Many caregivers say that managing those medications is a huge source of stress. These tips can help:

Keep everyone’s medications in different places.

If your mom stores her medications in one cabinet and your dad’s in another, she’s less likely to grab the wrong bottles by mistake. But be sure that all of your mom’s medications are together, and same for your dad’s.

Ask about blister packs or convenient packaging.

All pharmacies can give any medications in blister packs rather than in bottles. Packs are usually numbered from 1 to 30 so you can easily tell if that day’s pill has been taken. Some people find that it’s easier to pop a pill out of the seal than unscrew a cap. You don’t have to worry about the bottles getting knocked over or pills spilling.

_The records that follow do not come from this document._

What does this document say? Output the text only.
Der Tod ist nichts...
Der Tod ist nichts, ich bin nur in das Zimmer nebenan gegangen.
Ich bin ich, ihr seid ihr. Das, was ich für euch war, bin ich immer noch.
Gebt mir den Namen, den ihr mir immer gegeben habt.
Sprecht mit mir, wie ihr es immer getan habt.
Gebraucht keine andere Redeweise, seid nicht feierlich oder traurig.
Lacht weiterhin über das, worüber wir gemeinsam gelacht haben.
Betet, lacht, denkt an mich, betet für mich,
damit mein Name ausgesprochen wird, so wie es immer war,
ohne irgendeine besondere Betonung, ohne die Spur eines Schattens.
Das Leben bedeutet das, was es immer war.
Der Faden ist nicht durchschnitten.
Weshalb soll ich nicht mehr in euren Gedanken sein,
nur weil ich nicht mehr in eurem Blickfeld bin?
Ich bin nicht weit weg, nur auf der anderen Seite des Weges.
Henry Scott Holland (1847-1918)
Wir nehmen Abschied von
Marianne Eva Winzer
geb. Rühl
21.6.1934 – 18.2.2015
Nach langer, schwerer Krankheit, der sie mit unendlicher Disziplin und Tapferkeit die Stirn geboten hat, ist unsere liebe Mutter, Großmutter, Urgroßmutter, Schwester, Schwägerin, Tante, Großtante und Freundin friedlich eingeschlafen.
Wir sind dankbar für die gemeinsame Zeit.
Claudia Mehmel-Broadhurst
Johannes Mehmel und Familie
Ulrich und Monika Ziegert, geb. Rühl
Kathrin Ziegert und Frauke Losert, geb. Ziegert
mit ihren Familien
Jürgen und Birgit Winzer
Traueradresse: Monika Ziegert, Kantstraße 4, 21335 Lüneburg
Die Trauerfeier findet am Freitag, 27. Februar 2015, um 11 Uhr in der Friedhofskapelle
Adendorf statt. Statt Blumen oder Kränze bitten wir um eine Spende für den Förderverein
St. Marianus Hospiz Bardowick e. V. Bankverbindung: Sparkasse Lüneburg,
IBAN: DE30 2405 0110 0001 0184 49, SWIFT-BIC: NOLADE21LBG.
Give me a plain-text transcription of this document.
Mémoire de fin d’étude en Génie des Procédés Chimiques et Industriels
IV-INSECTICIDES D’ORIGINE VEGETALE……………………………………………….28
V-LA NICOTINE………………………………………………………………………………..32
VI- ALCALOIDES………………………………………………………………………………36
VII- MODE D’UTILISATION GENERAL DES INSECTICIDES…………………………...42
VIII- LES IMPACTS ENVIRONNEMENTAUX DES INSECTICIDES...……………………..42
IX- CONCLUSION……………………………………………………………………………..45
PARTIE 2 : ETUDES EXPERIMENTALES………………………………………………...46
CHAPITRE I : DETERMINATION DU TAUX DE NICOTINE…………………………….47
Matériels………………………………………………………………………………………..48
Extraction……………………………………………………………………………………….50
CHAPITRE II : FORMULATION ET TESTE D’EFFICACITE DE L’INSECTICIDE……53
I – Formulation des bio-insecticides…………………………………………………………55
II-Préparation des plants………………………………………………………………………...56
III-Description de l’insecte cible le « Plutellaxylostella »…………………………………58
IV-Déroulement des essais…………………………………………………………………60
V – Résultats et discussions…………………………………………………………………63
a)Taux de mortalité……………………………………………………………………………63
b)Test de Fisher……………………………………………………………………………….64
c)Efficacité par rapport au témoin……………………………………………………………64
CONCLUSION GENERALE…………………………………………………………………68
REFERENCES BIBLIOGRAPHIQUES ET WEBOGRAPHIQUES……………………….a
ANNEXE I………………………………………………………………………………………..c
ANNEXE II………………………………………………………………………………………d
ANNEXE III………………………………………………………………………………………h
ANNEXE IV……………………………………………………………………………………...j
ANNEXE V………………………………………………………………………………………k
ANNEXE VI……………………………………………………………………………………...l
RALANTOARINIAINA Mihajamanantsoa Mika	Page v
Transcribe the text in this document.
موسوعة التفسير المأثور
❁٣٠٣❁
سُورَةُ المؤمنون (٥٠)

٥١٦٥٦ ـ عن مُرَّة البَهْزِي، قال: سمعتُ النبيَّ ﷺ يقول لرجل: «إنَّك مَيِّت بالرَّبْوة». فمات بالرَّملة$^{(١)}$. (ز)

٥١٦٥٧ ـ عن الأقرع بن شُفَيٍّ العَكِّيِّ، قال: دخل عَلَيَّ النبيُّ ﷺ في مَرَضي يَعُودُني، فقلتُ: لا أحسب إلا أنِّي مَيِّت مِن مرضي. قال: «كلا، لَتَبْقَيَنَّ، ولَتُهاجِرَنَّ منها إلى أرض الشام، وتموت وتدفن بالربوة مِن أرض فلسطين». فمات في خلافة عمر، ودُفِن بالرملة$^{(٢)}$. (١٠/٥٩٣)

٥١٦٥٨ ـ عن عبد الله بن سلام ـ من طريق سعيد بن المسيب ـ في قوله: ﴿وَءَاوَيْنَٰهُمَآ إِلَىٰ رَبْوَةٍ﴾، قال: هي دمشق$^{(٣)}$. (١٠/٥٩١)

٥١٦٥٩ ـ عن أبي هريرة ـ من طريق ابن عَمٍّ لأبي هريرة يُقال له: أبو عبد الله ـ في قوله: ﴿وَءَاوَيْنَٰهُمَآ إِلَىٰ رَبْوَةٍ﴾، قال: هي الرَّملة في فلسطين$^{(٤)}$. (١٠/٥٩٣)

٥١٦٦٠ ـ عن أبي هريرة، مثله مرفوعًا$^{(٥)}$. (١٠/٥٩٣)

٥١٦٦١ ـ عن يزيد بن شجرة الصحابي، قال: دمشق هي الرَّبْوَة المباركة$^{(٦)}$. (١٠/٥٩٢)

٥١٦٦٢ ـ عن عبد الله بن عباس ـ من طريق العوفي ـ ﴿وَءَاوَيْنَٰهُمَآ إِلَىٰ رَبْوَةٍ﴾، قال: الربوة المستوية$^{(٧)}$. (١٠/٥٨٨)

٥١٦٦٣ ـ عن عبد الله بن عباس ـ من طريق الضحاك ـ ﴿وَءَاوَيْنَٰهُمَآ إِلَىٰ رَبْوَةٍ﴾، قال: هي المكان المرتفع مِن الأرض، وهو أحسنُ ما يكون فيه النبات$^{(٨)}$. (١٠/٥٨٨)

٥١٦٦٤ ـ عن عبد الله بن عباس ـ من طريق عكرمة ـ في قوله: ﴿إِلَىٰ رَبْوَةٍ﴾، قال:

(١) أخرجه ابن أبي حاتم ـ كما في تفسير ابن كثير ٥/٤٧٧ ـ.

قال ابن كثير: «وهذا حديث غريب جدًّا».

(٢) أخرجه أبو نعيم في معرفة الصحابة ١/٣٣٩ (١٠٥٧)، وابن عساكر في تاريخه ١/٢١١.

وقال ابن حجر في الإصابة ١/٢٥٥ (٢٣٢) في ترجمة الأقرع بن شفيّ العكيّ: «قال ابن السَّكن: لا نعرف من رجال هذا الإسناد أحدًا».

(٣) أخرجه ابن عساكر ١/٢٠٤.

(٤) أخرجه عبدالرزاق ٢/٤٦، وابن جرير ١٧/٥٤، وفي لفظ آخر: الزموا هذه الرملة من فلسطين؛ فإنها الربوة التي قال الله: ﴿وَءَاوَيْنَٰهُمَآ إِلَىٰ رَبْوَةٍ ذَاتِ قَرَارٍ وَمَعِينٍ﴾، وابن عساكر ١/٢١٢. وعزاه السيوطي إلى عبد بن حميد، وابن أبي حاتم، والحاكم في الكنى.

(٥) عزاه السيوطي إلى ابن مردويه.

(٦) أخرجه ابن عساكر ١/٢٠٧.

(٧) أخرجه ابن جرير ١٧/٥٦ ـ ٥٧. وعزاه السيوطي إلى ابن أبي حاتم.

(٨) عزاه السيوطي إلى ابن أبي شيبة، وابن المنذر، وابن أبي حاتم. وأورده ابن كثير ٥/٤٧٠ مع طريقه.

Some pharmacies dispense medication by day or time of dose. You get several small packets with different pills in them. The packets are numbered and marked with time and other important information.

Use different colored pillboxes.

Put daytime medications in a bright yellow pillbox and use a dark blue box for nighttime ones. You’ll have a visual reminder to help keep timing straight.

Set alarms.

Use the alarm setting on a phone and wristwatch, or use regular alarm clocks. Or look for pillboxes that have built-in alarms.

Look into a service.

Is your loved one’s medication regimen incredibly complex or are memory issues a concern? Look into a service to help with managing medications. MedMinder sends caregivers alerts if your loved one skips a dose. Programmable medication dispensers release medications at  set times. They can also alert family if a medication isn’t taken on schedule.